По лицу Щеглова пятнами стала разливаться мертвенная бледность.
— Ну, допустим… — без всякого выражения, очень тихо заговорил он, косясь одним глазом в сторону адвоката. — Допустим, узнал… Хотя не сразу… — каждое слово давалось ему с трудом.
«Неужели сдали-таки нервы?» — подумал Брянцев, не ожидавший такого скорого перелома.
— Если узнали, зачем было спрашивать: «Кто такой?».
— Хотел убедиться… Он сильно изменился… Не похож был на себя…
— И как, убедились?
— Ну да… Положим…
— Щеглов, давайте не будем валять ваньку! — снова повысил голос следователь. — Вы прекрасно его узнали! Не могли не узнать, потому что не случайно там оказались.

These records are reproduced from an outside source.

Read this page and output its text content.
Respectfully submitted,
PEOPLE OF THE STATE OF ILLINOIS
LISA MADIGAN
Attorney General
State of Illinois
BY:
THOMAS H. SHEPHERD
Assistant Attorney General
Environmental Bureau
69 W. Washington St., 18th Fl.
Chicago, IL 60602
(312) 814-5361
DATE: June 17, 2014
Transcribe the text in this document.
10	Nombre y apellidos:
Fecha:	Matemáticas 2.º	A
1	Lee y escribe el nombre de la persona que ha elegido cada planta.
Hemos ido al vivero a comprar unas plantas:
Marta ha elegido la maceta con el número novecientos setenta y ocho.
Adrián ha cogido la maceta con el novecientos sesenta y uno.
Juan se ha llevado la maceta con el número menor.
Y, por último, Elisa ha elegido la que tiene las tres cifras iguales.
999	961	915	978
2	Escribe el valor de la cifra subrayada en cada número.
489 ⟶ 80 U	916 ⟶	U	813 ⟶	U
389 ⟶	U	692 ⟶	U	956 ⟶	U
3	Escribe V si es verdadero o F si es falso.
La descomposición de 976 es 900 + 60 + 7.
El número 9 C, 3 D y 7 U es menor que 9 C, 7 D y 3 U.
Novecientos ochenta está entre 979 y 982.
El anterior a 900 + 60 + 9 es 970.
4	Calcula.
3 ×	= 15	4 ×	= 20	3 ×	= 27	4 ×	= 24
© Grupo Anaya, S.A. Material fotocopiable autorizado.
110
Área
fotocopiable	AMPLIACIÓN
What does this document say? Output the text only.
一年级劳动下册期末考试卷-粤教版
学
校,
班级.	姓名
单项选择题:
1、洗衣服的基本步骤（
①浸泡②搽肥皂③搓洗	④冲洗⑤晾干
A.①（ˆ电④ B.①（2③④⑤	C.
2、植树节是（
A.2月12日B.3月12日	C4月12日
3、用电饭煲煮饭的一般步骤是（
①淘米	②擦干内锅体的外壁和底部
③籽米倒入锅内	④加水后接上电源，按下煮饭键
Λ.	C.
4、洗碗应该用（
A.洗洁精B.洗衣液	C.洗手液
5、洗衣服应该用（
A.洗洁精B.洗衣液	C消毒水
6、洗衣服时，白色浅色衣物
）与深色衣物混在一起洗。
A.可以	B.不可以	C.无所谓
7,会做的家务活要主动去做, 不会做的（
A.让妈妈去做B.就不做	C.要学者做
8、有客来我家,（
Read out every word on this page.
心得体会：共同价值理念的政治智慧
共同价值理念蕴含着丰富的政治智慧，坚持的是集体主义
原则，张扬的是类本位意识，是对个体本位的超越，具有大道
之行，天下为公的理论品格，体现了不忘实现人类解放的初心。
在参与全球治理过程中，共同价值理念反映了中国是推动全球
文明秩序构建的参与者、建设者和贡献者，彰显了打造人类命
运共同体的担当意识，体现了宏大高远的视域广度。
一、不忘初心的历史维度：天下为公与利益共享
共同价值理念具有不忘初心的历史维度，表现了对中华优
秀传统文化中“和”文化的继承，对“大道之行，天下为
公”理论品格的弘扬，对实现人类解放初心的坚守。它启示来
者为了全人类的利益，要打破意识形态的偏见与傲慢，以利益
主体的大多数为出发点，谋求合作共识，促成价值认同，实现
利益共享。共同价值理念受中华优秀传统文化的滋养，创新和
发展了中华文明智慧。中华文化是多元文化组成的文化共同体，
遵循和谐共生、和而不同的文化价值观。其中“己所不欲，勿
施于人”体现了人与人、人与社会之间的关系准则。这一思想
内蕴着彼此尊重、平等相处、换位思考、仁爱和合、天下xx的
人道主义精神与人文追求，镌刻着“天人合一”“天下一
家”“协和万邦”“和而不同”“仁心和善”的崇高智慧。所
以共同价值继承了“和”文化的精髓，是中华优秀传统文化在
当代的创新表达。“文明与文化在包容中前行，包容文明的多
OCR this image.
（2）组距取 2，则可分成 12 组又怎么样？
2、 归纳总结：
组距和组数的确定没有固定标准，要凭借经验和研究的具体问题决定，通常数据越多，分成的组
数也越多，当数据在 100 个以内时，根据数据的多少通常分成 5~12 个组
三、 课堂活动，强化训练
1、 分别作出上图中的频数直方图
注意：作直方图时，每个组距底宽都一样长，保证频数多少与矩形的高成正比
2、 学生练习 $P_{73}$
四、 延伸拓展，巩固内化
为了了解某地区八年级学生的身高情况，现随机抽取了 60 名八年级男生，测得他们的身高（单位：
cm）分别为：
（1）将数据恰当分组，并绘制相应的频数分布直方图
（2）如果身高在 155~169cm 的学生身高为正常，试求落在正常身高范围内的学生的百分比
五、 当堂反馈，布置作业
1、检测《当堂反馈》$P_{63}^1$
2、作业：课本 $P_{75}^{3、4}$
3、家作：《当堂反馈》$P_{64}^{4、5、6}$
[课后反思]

— Неправда! — мотнул головой Щеглов.
— В самом деле, интересное кино: двое с лишним суток Надежда Васильевна терялась в догадках, куда это запропал ее муж, и оба эти дня Щеглов при встречах успокаивает ее: дескать, придет, никуда не денется!.. И в милицию не заявил, хотя по закону обязан был заявить. А еще в милиции служили!
Щеглов протестующе дернулся:
— Я Митрофанову сказал! И Ольге говорил, что видел Алексея. Предложил вместе пойти к Наде и сказать. Они не захотели. Я уже тогда понял, что это Митрофанов его задавил! Все эти дни ждал, что он наберется мужества…
— Слабое, слабое оправдание! — Брянцев осуждающе покачал головой. — Ждали, что в ком-то заговорит совесть. А ваша совесть почему молчала?
— Так ведь не я убил Лешку! Мне, что ли, надо было идти с повинной?
— Для начала могли бы известить Полунину, что ее муж лежит во дворе школы. А после этого — в милицию. Вам же известно, что чистосердечное признание вины и раскаяние…
— Знаю, знаю! — выкрикнул сипло Щеглов. — Только грохнул-то Лешку Митрофанов. Иначе с чего бы ему лезть в петлю?
— Он не сам в нее полез, — сказал Брянцев, глядя на Щеглова поверх очков. — Его… — и умолк, к чему-то стал прислушиваться.
Чуть погодя из коридора донеслись гулкие звуки шагов. Тяжелые, размеренные и твердые, они неумолимо надвигались, приближались к двери следственного кабинета.